In the dead of winter, the sun quickly disappears from the roadway in the narrow canyon, and by “2 o’clock you’re in full shadow and ice,” Grady said.
He helped direct traffic during Monday afternoon’s accident. He said the shoulder parts of the travel lanes just looked wet, but he knew from experience it was black ice slick enough to skate on.
Eight of the Basalt ambulance crews’ responses to the area have come since Jan. 22, after the Roaring Fork Valley emerged from a deep freeze and daytime high temperatures climbed, setting up the slick conditions in the afternoons. When it stayed cold, the snow on the banked curves of Snowmass Canyon didn’t melt.
Grady said both residents and visitors are involved in the accidents. Many local drivers have a “blatant disregard” for the speed limits on the highway despite knowing the canyon can be a problem, he said.
Both Grady and Duran recently have written letters to the Colorado Department of Transportation asking them to make some changes designed to decrease the number of accidents in the canyon, according to Grady. His letter raised concern over the drainage of snowmelt in the banked curves. He suggested maintenance crews need to do something to prevent that water from turning to ice.
He also wants the state to reconsider the speed limit through that stretch. “It should be slowed down for the wintertime,” Grady said.
Duran concurred. He said real-time temperature sensors in the roadway that are connected to signs that alert drivers when conditions are ripe for ice would improve safety.

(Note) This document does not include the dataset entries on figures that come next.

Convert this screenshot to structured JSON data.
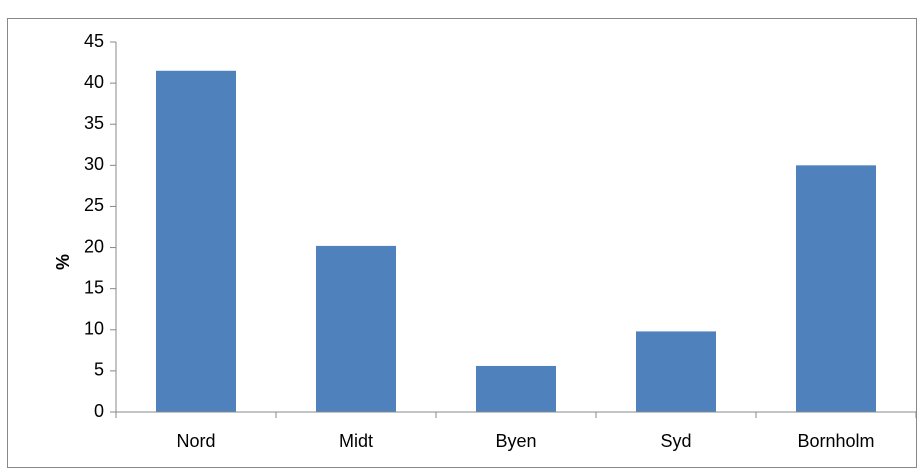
{
  "chart_data": {
    "type": "bar",
    "ylabel": "%",
    "categories": [
      "Nord",
      "Midt",
      "Byen",
      "Syd",
      "Bornholm"
    ],
    "values": [
      41.5,
      20.2,
      5.6,
      9.8,
      30
    ],
    "color": "#4f81bd",
    "ylim": [
      0,
      45
    ],
    "yticks": [
      0,
      5,
      10,
      15,
      20,
      25,
      30,
      35,
      40,
      45
    ],
    "grid": false
  }
}
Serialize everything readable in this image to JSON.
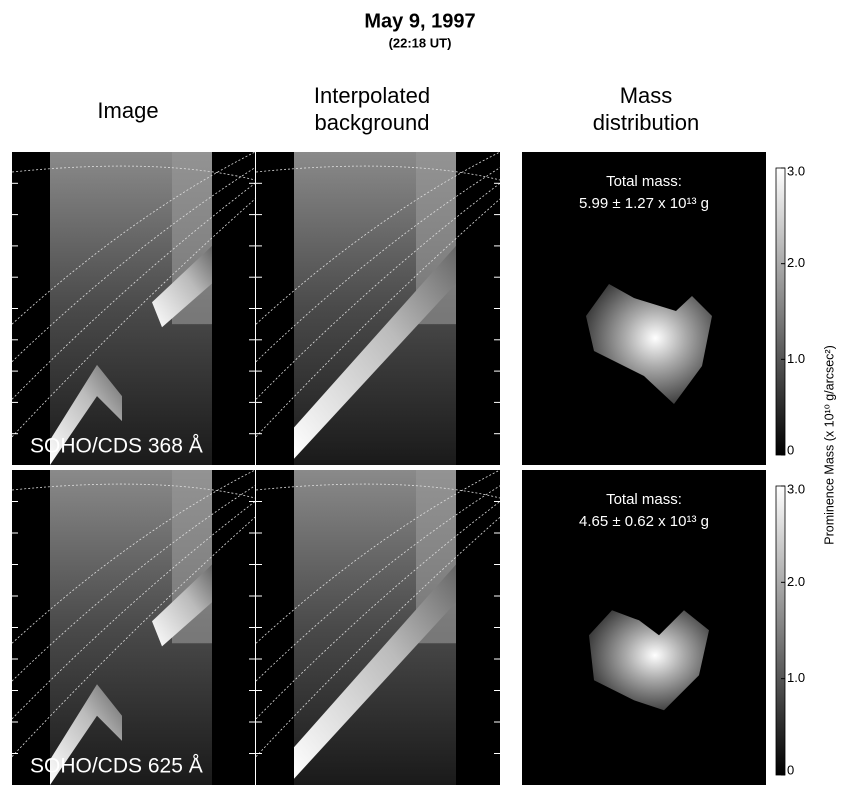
{
  "title": "May 9, 1997",
  "subtitle": "(22:18 UT)",
  "columns": [
    "Image",
    "Interpolated background",
    "Mass distribution"
  ],
  "rows": [
    {
      "label": "SOHO/CDS 368 Å",
      "mass_title": "Total mass:",
      "mass_value": "5.99 ± 1.27 x 10¹³ g"
    },
    {
      "label": "SOHO/CDS 625 Å",
      "mass_title": "Total mass:",
      "mass_value": "4.65 ± 0.62 x 10¹³ g"
    }
  ],
  "colorbar": {
    "label": "Prominence Mass (x 10¹⁰ g/arcsec²)",
    "lim": [
      0,
      3
    ],
    "ticks": [
      0,
      {
        "value": 1,
        "label": "1.0"
      },
      {
        "value": 2,
        "label": "2.0"
      },
      {
        "value": 3,
        "label": "3.0"
      }
    ]
  }
}
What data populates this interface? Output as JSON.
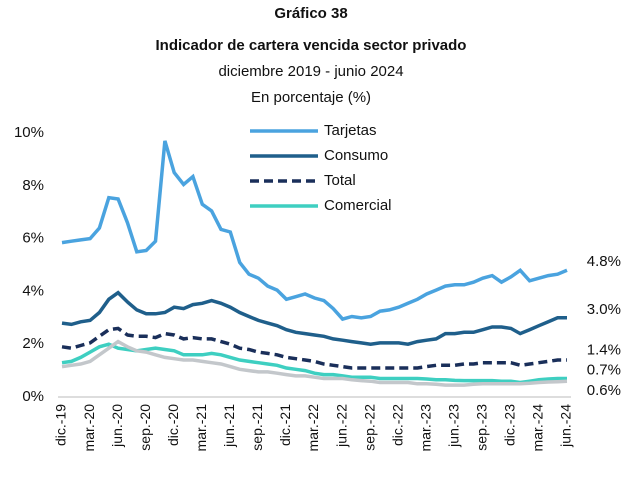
{
  "chart_data": {
    "type": "line",
    "title": "Gráfico 38",
    "title2": "Indicador de cartera vencida sector privado",
    "subtitle": "diciembre 2019 - junio 2024",
    "note": "En porcentaje (%)",
    "categories": [
      "dic.-19",
      null,
      null,
      "mar.-20",
      null,
      null,
      "jun.-20",
      null,
      null,
      "sep.-20",
      null,
      null,
      "dic.-20",
      null,
      null,
      "mar.-21",
      null,
      null,
      "jun.-21",
      null,
      null,
      "sep.-21",
      null,
      null,
      "dic.-21",
      null,
      null,
      "mar.-22",
      null,
      null,
      "jun.-22",
      null,
      null,
      "sep.-22",
      null,
      null,
      "dic.-22",
      null,
      null,
      "mar.-23",
      null,
      null,
      "jun.-23",
      null,
      null,
      "sep.-23",
      null,
      null,
      "dic.-23",
      null,
      null,
      "mar.-24",
      null,
      null,
      "jun.-24"
    ],
    "ylim": [
      0,
      10
    ],
    "yticks": [
      {
        "value": 0,
        "label": "0%"
      },
      {
        "value": 2,
        "label": "2%"
      },
      {
        "value": 4,
        "label": "4%"
      },
      {
        "value": 6,
        "label": "6%"
      },
      {
        "value": 8,
        "label": "8%"
      },
      {
        "value": 10,
        "label": "10%"
      }
    ],
    "grid": false,
    "series": [
      {
        "name": "Tarjetas",
        "color": "#4aa3df",
        "values": [
          5.85,
          5.9,
          5.95,
          6.0,
          6.4,
          7.55,
          7.5,
          6.6,
          5.5,
          5.55,
          5.9,
          9.7,
          8.5,
          8.05,
          8.35,
          7.3,
          7.05,
          6.35,
          6.25,
          5.1,
          4.65,
          4.5,
          4.2,
          4.05,
          3.7,
          3.8,
          3.9,
          3.75,
          3.65,
          3.35,
          2.95,
          3.05,
          3.0,
          3.05,
          3.25,
          3.3,
          3.4,
          3.55,
          3.7,
          3.9,
          4.05,
          4.2,
          4.25,
          4.25,
          4.35,
          4.5,
          4.6,
          4.35,
          4.55,
          4.8,
          4.4,
          4.5,
          4.6,
          4.65,
          4.8
        ],
        "value_labels": [
          null,
          null,
          null,
          null,
          null,
          null,
          null,
          null,
          null,
          null,
          null,
          null,
          null,
          null,
          null,
          null,
          null,
          null,
          null,
          null,
          null,
          null,
          null,
          null,
          null,
          null,
          null,
          null,
          null,
          null,
          null,
          null,
          null,
          null,
          null,
          null,
          null,
          null,
          null,
          null,
          null,
          null,
          null,
          null,
          null,
          null,
          null,
          null,
          null,
          null,
          null,
          null,
          null,
          null,
          "4.8%"
        ]
      },
      {
        "name": "Consumo",
        "color": "#1f5f8b",
        "values": [
          2.8,
          2.75,
          2.85,
          2.9,
          3.2,
          3.7,
          3.95,
          3.6,
          3.3,
          3.15,
          3.15,
          3.2,
          3.4,
          3.35,
          3.5,
          3.55,
          3.65,
          3.55,
          3.4,
          3.2,
          3.05,
          2.9,
          2.8,
          2.7,
          2.55,
          2.45,
          2.4,
          2.35,
          2.3,
          2.2,
          2.15,
          2.1,
          2.05,
          2.0,
          2.05,
          2.05,
          2.05,
          2.0,
          2.1,
          2.15,
          2.2,
          2.4,
          2.4,
          2.45,
          2.45,
          2.55,
          2.65,
          2.65,
          2.6,
          2.4,
          2.55,
          2.7,
          2.85,
          3.0,
          3.0
        ],
        "value_labels": [
          null,
          null,
          null,
          null,
          null,
          null,
          null,
          null,
          null,
          null,
          null,
          null,
          null,
          null,
          null,
          null,
          null,
          null,
          null,
          null,
          null,
          null,
          null,
          null,
          null,
          null,
          null,
          null,
          null,
          null,
          null,
          null,
          null,
          null,
          null,
          null,
          null,
          null,
          null,
          null,
          null,
          null,
          null,
          null,
          null,
          null,
          null,
          null,
          null,
          null,
          null,
          null,
          null,
          null,
          "3.0%"
        ]
      },
      {
        "name": "Total",
        "color": "#1a2f5a",
        "dash": true,
        "values": [
          1.9,
          1.85,
          1.95,
          2.05,
          2.3,
          2.55,
          2.6,
          2.35,
          2.3,
          2.3,
          2.25,
          2.4,
          2.35,
          2.2,
          2.25,
          2.2,
          2.2,
          2.1,
          2.0,
          1.85,
          1.8,
          1.7,
          1.65,
          1.6,
          1.5,
          1.45,
          1.4,
          1.35,
          1.25,
          1.2,
          1.15,
          1.1,
          1.1,
          1.1,
          1.1,
          1.1,
          1.1,
          1.1,
          1.1,
          1.15,
          1.2,
          1.2,
          1.2,
          1.25,
          1.25,
          1.3,
          1.3,
          1.3,
          1.3,
          1.2,
          1.25,
          1.3,
          1.35,
          1.4,
          1.4
        ],
        "value_labels": [
          null,
          null,
          null,
          null,
          null,
          null,
          null,
          null,
          null,
          null,
          null,
          null,
          null,
          null,
          null,
          null,
          null,
          null,
          null,
          null,
          null,
          null,
          null,
          null,
          null,
          null,
          null,
          null,
          null,
          null,
          null,
          null,
          null,
          null,
          null,
          null,
          null,
          null,
          null,
          null,
          null,
          null,
          null,
          null,
          null,
          null,
          null,
          null,
          null,
          null,
          null,
          null,
          null,
          null,
          "1.4%"
        ]
      },
      {
        "name": "Comercial",
        "color": "#3ecfc1",
        "values": [
          1.3,
          1.35,
          1.5,
          1.7,
          1.9,
          2.0,
          1.85,
          1.8,
          1.75,
          1.8,
          1.85,
          1.8,
          1.75,
          1.6,
          1.6,
          1.6,
          1.65,
          1.6,
          1.5,
          1.4,
          1.35,
          1.3,
          1.25,
          1.2,
          1.1,
          1.05,
          1.0,
          0.9,
          0.85,
          0.85,
          0.8,
          0.75,
          0.75,
          0.75,
          0.7,
          0.7,
          0.7,
          0.7,
          0.7,
          0.68,
          0.65,
          0.65,
          0.63,
          0.62,
          0.62,
          0.62,
          0.62,
          0.6,
          0.6,
          0.55,
          0.6,
          0.65,
          0.68,
          0.7,
          0.7
        ],
        "value_labels": [
          null,
          null,
          null,
          null,
          null,
          null,
          null,
          null,
          null,
          null,
          null,
          null,
          null,
          null,
          null,
          null,
          null,
          null,
          null,
          null,
          null,
          null,
          null,
          null,
          null,
          null,
          null,
          null,
          null,
          null,
          null,
          null,
          null,
          null,
          null,
          null,
          null,
          null,
          null,
          null,
          null,
          null,
          null,
          null,
          null,
          null,
          null,
          null,
          null,
          null,
          null,
          null,
          null,
          null,
          "0.7%"
        ]
      },
      {
        "color": "#c3c7cb",
        "values": [
          1.15,
          1.2,
          1.25,
          1.35,
          1.6,
          1.85,
          2.1,
          1.9,
          1.75,
          1.7,
          1.6,
          1.5,
          1.45,
          1.4,
          1.4,
          1.35,
          1.3,
          1.25,
          1.15,
          1.05,
          1.0,
          0.95,
          0.95,
          0.9,
          0.85,
          0.8,
          0.8,
          0.75,
          0.7,
          0.7,
          0.7,
          0.65,
          0.62,
          0.6,
          0.55,
          0.55,
          0.55,
          0.55,
          0.5,
          0.5,
          0.48,
          0.45,
          0.45,
          0.45,
          0.48,
          0.5,
          0.5,
          0.5,
          0.5,
          0.5,
          0.52,
          0.55,
          0.57,
          0.58,
          0.6
        ],
        "value_labels": [
          null,
          null,
          null,
          null,
          null,
          null,
          null,
          null,
          null,
          null,
          null,
          null,
          null,
          null,
          null,
          null,
          null,
          null,
          null,
          null,
          null,
          null,
          null,
          null,
          null,
          null,
          null,
          null,
          null,
          null,
          null,
          null,
          null,
          null,
          null,
          null,
          null,
          null,
          null,
          null,
          null,
          null,
          null,
          null,
          null,
          null,
          null,
          null,
          null,
          null,
          null,
          null,
          null,
          null,
          "0.6%"
        ]
      }
    ]
  }
}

A sign in a problem area of Interstate 70 through Glenwood Canyon has eased problems there, Duran said. An eye-catching sign at the Shoshone Curve tells drivers how fast they are going and warns they are approaching a 45-mph curve. “That has worked,” Duran said.
He and Grady said something clearly needs to be done in Snowmass Canyon because the problem has been consistent since the road was expanded to four lanes.
In addition to accidents, rescuers and law enforcement officers face hazards responding to accidents in that stretch because of the threat of getting rear-ended or side-swiped by traffic. Grady said the first deputies on the scene Monday had difficulty slowing traffic despite use of traffic cones and flashing overhead lights. The safety concerns force lane closures.
The state transportation department is aware of problems in Snowmass Canyon, said spokeswoman Nancy Shanks. The agency has applied for federal Hazard Elimination System Funds to make unspecified improvements, she said. That fund helped pay for the wildlife fencing erected last fall on Highway 82 along Aspen Glen and east of the intersection of Highways 82 and 133, hot spots for wildlife-vehicle collisions.
The transportation department is also exploring an “Intelligent Transportation System” that alerts drivers to real-time conditions, Shanks said. No study is currently under way on a possible speed limit reduction.
“It is up to folks to slow down,” Shanks said.